Fig. 2.

Ubc9 NSCs show a quiescent metabolic profile upon differentiation and are predisposed to neuronal differentiation in vitro. (A) Heatmap of genes differentially expressed in Ubc9 Diff vs WT Diff cells. N = 4 per group, adjusted p-value<0.05. See also Data S2. (B) Bar chart of the fold change (log2) in Ubc9 Diff vs WT Diff cells of the 10 most upregulated and downregulated genes. All genes have an adjusted p-value<0.05. See also Data S2. (C) Plot of the GO enrichment results for genes differentially expressed in Ubc9 Diff vs WT Diff cells. The x-axis shows the enrichment ratio, the color indicates the enrichment p-value (Kolmogorov–Smirnov statistic), and the size of each point indicates the number of significant genes in the corresponding GO category. The table at the bottom shows the 6 KEGG pathways showing the strongest enrichment (GAGE analysis p-value<0.05 for all pathways, see methods) in the same comparison. See also Data S2. (D) OCR vs ECAR graph of undifferentiated and differentiated WT and Ubc9 NSCs.
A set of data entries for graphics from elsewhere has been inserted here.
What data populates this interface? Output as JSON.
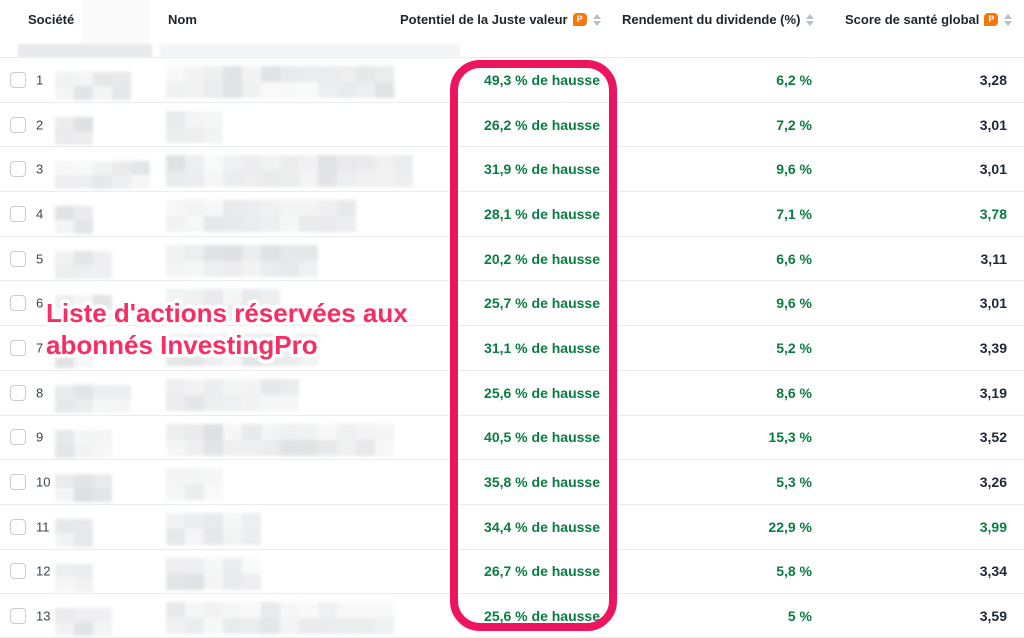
{
  "header": {
    "columns": [
      {
        "label": "Société",
        "pro_badge": false,
        "sortable": false
      },
      {
        "label": "Nom",
        "pro_badge": false,
        "sortable": false
      },
      {
        "label": "Potentiel de la Juste valeur",
        "pro_badge": true,
        "sortable": true
      },
      {
        "label": "Rendement du dividende (%)",
        "pro_badge": false,
        "sortable": true
      },
      {
        "label": "Score de santé global",
        "pro_badge": true,
        "sortable": true
      }
    ],
    "pro_badge_letter": "P"
  },
  "overlay": {
    "line1": "Liste d'actions réservées aux",
    "line2": "abonnés InvestingPro"
  },
  "colors": {
    "annotation_pink": "#ed155e",
    "overlay_text_pink": "#f62e63",
    "positive_green": "#0a7c43",
    "score_dark": "#1e2736",
    "pro_badge_orange": "#f7770f"
  },
  "rows": [
    {
      "num": "1",
      "fair_value": "49,3 % de hausse",
      "dividend_yield": "6,2 %",
      "health_score": "3,28",
      "score_green": false
    },
    {
      "num": "2",
      "fair_value": "26,2 % de hausse",
      "dividend_yield": "7,2 %",
      "health_score": "3,01",
      "score_green": false
    },
    {
      "num": "3",
      "fair_value": "31,9 % de hausse",
      "dividend_yield": "9,6 %",
      "health_score": "3,01",
      "score_green": false
    },
    {
      "num": "4",
      "fair_value": "28,1 % de hausse",
      "dividend_yield": "7,1 %",
      "health_score": "3,78",
      "score_green": true
    },
    {
      "num": "5",
      "fair_value": "20,2 % de hausse",
      "dividend_yield": "6,6 %",
      "health_score": "3,11",
      "score_green": false
    },
    {
      "num": "6",
      "fair_value": "25,7 % de hausse",
      "dividend_yield": "9,6 %",
      "health_score": "3,01",
      "score_green": false
    },
    {
      "num": "7",
      "fair_value": "31,1 % de hausse",
      "dividend_yield": "5,2 %",
      "health_score": "3,39",
      "score_green": false
    },
    {
      "num": "8",
      "fair_value": "25,6 % de hausse",
      "dividend_yield": "8,6 %",
      "health_score": "3,19",
      "score_green": false
    },
    {
      "num": "9",
      "fair_value": "40,5 % de hausse",
      "dividend_yield": "15,3 %",
      "health_score": "3,52",
      "score_green": false
    },
    {
      "num": "10",
      "fair_value": "35,8 % de hausse",
      "dividend_yield": "5,3 %",
      "health_score": "3,26",
      "score_green": false
    },
    {
      "num": "11",
      "fair_value": "34,4 % de hausse",
      "dividend_yield": "22,9 %",
      "health_score": "3,99",
      "score_green": true
    },
    {
      "num": "12",
      "fair_value": "26,7 % de hausse",
      "dividend_yield": "5,8 %",
      "health_score": "3,34",
      "score_green": false
    },
    {
      "num": "13",
      "fair_value": "25,6 % de hausse",
      "dividend_yield": "5 %",
      "health_score": "3,59",
      "score_green": false
    }
  ]
}
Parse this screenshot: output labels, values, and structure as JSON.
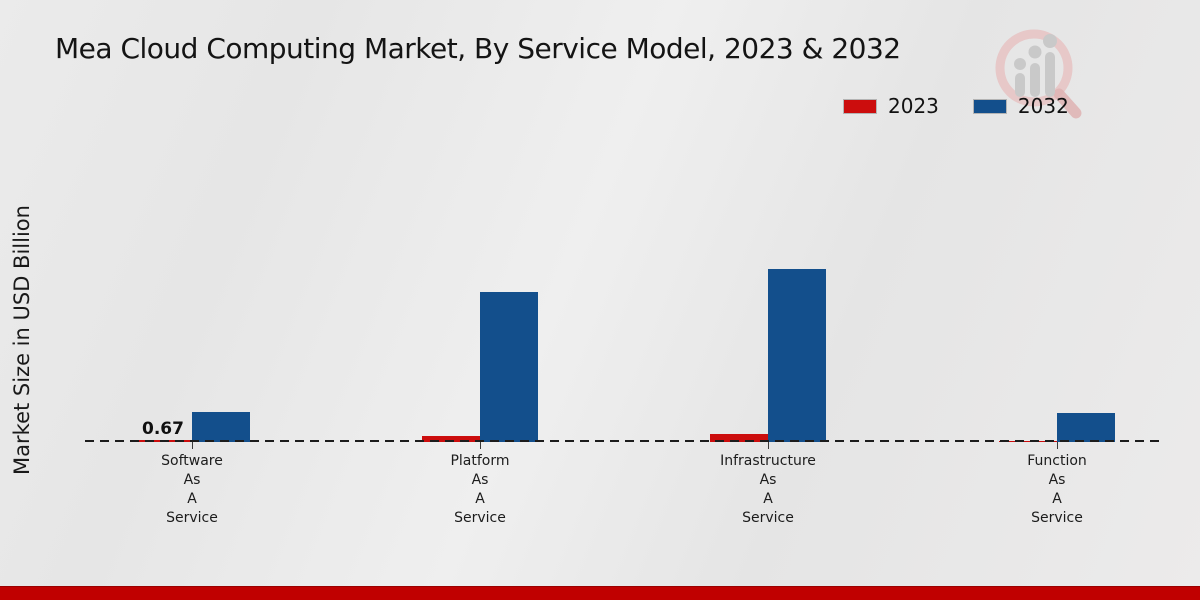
{
  "title": "Mea Cloud Computing Market, By Service Model, 2023 & 2032",
  "y_axis_label": "Market Size in USD Billion",
  "legend": [
    {
      "label": "2023",
      "color": "#cc0d0d"
    },
    {
      "label": "2032",
      "color": "#134f8c"
    }
  ],
  "colors": {
    "accent_red": "#cc0d0d",
    "accent_blue": "#134f8c",
    "footer_strip": "#c00000",
    "baseline": "#1c1c1c"
  },
  "watermark": {
    "icon": "magnifier-bar-chart-logo"
  },
  "chart_data": {
    "type": "bar",
    "title": "Mea Cloud Computing Market, By Service Model, 2023 & 2032",
    "ylabel": "Market Size in USD Billion",
    "unit": "USD Billion",
    "legend_position": "top-right",
    "baseline_style": "dashed",
    "grid": false,
    "categories": [
      "Software As A Service",
      "Platform As A Service",
      "Infrastructure As A Service",
      "Function As A Service"
    ],
    "category_lines": [
      [
        "Software",
        "As",
        "A",
        "Service"
      ],
      [
        "Platform",
        "As",
        "A",
        "Service"
      ],
      [
        "Infrastructure",
        "As",
        "A",
        "Service"
      ],
      [
        "Function",
        "As",
        "A",
        "Service"
      ]
    ],
    "series": [
      {
        "name": "2023",
        "color": "#cc0d0d",
        "values": [
          0.67,
          2.4,
          3.2,
          0.4
        ]
      },
      {
        "name": "2032",
        "color": "#134f8c",
        "values": [
          11.5,
          57.5,
          66.5,
          11.2
        ]
      }
    ],
    "data_labels": [
      {
        "series": "2023",
        "category_index": 0,
        "text": "0.67"
      }
    ]
  }
}
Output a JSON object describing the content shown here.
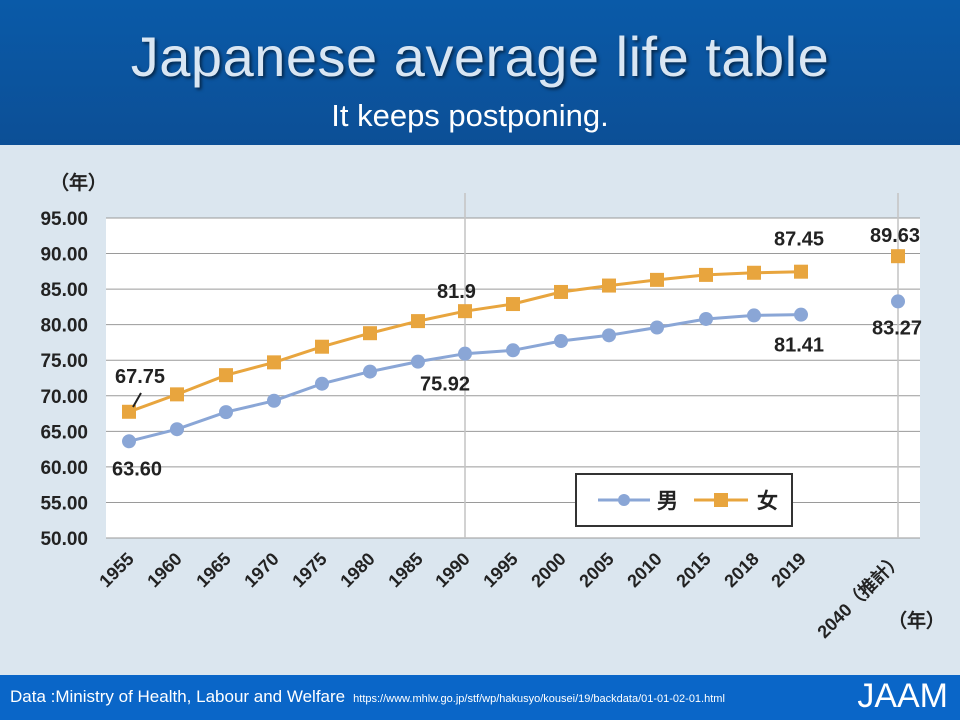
{
  "header": {
    "title": "Japanese average life table",
    "subtitle": "It keeps postponing."
  },
  "footer": {
    "source": "Data :Ministry of Health,  Labour and Welfare",
    "url": "https://www.mhlw.go.jp/stf/wp/hakusyo/kousei/19/backdata/01-01-02-01.html",
    "brand": "JAAM"
  },
  "chart_data": {
    "type": "line",
    "y_unit_label": "（年）",
    "x_unit_label": "（年）",
    "categories": [
      "1955",
      "1960",
      "1965",
      "1970",
      "1975",
      "1980",
      "1985",
      "1990",
      "1995",
      "2000",
      "2005",
      "2010",
      "2015",
      "2018",
      "2019",
      "2040（推計）"
    ],
    "ylim": [
      50,
      95
    ],
    "yticks": [
      "95.00",
      "90.00",
      "85.00",
      "80.00",
      "75.00",
      "70.00",
      "65.00",
      "60.00",
      "55.00",
      "50.00"
    ],
    "grid": true,
    "legend_position": "bottom-right",
    "series": [
      {
        "name": "男",
        "color": "#8aa6d6",
        "marker": "circle",
        "values": [
          63.6,
          65.3,
          67.7,
          69.3,
          71.7,
          73.4,
          74.8,
          75.92,
          76.4,
          77.7,
          78.5,
          79.6,
          80.8,
          81.3,
          81.41,
          83.27
        ]
      },
      {
        "name": "女",
        "color": "#e8a53e",
        "marker": "square",
        "values": [
          67.75,
          70.2,
          72.9,
          74.7,
          76.9,
          78.8,
          80.5,
          81.9,
          82.9,
          84.6,
          85.5,
          86.3,
          87.0,
          87.3,
          87.45,
          89.63
        ]
      }
    ],
    "annotations": [
      {
        "text": "67.75",
        "category": "1955",
        "series": "女"
      },
      {
        "text": "63.60",
        "category": "1955",
        "series": "男"
      },
      {
        "text": "81.9",
        "category": "1990",
        "series": "女"
      },
      {
        "text": "75.92",
        "category": "1990",
        "series": "男"
      },
      {
        "text": "87.45",
        "category": "2019",
        "series": "女"
      },
      {
        "text": "81.41",
        "category": "2019",
        "series": "男"
      },
      {
        "text": "89.63",
        "category": "2040（推計）",
        "series": "女"
      },
      {
        "text": "83.27",
        "category": "2040（推計）",
        "series": "男"
      }
    ]
  }
}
Data are expressed as mean pmoles/min (OCR) and mean milli-pH units (mpH)/min (ECAR) ± SEM. N = 7 per group from 2 independent experiments.

(E) Quantification and representative immunofluorescence-staining of WT Diff and Ubc9 Diff NSCs. Data are means ± SEM. N ≥ 6 per group from 2 independent experiments, **p-value<0.01 (2-tailed Student's t-test). Nuclei are stained with DAPI, scale bars: 50 μm.